One thing you don't mention, and I'm quite confused about, is what your PhD would actually be in. Web development and php, while important and valuable skills, do not prepare you for any sort of research I can think of.
On top of this, 6+ years is a long time to have been out of a field. Natural language processing, visual info processing and distributed programming have moved on tremendously in that time. Unless you've been doing something day to day which keeps you up to date with the cutting edge, you're going to be very behind.
On the other hand...
Research isn't about getting grades - it's about being able to publish work that is useful to others. When you applied before, all people had to judge your potential to achieve this was your (average) grades. Now though, you've been out in the wild for a few years doing stuff.

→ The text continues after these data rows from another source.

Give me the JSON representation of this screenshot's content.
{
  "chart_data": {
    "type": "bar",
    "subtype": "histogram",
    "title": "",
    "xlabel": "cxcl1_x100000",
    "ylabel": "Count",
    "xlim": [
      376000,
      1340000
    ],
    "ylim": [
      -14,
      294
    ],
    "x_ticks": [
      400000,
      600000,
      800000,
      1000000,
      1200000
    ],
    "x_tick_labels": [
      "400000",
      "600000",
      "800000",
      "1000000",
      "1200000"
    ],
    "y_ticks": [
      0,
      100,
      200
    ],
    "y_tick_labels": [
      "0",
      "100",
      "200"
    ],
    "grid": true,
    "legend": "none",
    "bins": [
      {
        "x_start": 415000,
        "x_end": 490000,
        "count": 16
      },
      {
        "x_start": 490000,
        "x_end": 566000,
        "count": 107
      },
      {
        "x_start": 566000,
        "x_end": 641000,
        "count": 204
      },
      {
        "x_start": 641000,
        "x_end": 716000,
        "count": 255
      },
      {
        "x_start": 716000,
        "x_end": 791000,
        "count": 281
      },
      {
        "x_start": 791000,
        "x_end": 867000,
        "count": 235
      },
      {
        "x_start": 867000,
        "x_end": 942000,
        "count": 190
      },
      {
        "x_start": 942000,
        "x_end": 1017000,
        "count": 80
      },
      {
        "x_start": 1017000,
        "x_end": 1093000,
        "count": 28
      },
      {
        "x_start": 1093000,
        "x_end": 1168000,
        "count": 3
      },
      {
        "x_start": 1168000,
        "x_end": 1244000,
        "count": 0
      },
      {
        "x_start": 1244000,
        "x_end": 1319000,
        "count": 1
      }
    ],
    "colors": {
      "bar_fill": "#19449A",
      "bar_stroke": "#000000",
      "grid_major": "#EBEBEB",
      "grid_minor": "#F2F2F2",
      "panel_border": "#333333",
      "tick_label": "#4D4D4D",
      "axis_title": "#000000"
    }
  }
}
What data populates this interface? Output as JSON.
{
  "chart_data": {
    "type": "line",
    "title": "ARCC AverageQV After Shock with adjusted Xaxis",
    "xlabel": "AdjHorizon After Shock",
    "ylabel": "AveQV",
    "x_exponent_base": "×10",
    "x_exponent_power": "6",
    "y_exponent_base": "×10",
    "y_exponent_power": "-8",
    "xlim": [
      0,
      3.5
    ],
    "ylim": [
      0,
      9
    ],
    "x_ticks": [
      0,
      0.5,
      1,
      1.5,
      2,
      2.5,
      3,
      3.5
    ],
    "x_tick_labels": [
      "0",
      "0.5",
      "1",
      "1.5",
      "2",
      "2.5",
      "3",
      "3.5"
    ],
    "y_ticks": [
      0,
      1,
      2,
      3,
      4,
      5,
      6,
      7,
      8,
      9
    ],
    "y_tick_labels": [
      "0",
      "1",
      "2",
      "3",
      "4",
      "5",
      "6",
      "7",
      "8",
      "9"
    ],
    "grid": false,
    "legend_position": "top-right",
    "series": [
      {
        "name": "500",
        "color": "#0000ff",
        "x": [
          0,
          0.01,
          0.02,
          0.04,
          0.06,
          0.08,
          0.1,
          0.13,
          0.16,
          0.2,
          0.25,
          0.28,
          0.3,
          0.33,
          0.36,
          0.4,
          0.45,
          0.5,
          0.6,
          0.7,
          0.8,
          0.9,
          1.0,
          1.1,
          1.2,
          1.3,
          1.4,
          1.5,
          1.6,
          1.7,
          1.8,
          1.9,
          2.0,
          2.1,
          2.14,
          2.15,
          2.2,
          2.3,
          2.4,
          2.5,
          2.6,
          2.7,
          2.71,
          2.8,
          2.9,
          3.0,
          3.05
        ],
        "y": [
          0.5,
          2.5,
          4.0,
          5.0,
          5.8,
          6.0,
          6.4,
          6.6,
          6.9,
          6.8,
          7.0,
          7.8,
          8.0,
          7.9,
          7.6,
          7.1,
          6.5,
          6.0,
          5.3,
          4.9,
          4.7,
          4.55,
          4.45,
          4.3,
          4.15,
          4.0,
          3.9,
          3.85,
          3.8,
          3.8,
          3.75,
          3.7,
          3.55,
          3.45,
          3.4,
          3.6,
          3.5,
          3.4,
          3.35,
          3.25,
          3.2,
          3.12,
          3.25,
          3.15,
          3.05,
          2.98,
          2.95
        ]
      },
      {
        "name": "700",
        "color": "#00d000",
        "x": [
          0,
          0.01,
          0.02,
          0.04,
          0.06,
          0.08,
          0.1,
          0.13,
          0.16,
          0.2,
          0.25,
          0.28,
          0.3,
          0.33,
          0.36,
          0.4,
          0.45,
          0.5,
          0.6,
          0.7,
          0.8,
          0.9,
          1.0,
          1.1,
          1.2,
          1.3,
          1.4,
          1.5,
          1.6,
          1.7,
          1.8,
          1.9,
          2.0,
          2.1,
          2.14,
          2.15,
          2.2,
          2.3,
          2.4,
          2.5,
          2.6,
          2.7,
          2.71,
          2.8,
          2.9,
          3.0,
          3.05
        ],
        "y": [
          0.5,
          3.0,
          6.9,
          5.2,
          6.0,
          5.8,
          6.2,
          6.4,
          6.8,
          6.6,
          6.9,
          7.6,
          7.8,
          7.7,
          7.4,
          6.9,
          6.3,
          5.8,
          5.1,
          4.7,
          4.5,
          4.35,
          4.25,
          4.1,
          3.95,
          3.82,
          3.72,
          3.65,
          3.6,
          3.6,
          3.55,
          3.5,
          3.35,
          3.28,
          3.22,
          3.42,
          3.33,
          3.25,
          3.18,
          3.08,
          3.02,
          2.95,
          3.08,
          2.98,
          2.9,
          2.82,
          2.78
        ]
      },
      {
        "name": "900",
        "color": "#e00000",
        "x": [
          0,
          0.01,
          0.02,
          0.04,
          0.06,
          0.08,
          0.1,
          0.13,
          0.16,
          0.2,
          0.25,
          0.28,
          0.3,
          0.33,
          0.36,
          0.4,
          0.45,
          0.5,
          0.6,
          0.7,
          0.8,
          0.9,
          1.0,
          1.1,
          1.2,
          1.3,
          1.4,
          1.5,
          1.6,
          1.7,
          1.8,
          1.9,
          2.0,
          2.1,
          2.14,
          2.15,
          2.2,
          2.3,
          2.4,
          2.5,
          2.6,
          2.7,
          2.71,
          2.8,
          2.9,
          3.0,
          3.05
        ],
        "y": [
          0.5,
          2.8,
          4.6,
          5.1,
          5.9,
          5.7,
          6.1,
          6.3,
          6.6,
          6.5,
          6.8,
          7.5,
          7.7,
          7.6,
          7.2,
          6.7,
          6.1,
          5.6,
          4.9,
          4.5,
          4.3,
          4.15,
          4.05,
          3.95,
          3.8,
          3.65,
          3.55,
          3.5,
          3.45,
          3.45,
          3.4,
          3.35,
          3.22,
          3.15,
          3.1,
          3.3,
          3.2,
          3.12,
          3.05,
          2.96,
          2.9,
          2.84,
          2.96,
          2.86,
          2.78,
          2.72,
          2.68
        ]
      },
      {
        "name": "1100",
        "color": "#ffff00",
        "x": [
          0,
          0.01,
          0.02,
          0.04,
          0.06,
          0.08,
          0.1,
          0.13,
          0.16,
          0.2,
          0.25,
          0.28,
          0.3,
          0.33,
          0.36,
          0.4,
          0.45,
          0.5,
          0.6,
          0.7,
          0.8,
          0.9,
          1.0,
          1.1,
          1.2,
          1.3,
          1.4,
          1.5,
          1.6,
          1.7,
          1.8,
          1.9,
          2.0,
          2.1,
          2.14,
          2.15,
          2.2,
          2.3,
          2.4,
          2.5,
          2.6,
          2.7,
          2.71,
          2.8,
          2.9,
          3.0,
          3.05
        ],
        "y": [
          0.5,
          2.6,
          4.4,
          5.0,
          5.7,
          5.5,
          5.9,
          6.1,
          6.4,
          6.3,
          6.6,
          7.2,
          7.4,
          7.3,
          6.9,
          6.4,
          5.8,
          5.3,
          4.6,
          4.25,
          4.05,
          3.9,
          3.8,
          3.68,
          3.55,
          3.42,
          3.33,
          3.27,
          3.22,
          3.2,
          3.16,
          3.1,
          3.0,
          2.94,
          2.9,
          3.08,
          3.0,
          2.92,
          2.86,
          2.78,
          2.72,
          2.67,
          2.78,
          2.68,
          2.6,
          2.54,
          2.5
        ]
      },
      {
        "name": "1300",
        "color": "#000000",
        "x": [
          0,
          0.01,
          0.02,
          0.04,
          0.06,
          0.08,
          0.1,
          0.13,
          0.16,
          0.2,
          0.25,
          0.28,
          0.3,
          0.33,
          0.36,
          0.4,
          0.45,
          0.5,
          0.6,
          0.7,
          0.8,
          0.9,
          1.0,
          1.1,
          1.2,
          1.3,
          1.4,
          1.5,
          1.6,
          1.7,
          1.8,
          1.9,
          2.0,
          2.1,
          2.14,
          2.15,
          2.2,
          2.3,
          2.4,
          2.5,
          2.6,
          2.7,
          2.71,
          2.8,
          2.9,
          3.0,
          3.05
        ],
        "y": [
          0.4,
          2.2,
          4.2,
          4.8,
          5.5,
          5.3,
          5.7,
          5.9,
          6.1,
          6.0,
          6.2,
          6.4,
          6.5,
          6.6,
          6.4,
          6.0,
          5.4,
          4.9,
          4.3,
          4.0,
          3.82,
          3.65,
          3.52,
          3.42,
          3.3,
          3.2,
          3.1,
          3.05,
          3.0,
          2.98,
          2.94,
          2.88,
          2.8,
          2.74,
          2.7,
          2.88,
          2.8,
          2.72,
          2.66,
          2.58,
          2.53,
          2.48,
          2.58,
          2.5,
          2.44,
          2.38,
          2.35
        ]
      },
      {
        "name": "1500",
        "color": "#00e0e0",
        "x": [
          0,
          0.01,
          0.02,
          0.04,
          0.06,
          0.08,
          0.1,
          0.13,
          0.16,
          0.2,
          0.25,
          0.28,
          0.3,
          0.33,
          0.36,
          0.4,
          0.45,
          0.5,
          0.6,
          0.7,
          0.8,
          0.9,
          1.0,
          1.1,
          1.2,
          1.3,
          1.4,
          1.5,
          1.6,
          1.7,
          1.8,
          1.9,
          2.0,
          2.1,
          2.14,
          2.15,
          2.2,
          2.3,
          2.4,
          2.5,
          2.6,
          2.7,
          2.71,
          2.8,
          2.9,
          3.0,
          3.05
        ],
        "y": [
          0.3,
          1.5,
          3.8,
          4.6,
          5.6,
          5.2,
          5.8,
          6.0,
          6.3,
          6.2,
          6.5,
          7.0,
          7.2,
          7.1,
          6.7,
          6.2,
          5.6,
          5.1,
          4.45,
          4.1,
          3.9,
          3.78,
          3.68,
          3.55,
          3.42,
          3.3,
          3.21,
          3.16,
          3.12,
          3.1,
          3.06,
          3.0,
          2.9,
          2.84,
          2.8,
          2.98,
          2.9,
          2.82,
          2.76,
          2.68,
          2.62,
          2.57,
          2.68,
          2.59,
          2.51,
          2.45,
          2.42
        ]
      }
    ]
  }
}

If you can present things you've done which will convince a potential supervisor that you can come up with novel solutions of a quality high enough to get into a journal, then you've got a shot at it. My (wild) guess would be you should aim for a lab that does applied stuff rather than theoretical stuff, where your prior day to day coding experience might shine through.
As an aside, have you considered applying to get chartered status in your field rather than a doctorate? It's challenging to get so generally highly thought of (this varies country to country and profession to profession though) and more closely based on industrial experience. If you have six years of that under your belt, along with a relevant masters degree, then you may be well on the way already. The yearly fees once you have it can be expensive, but worth checking out if you haven't already.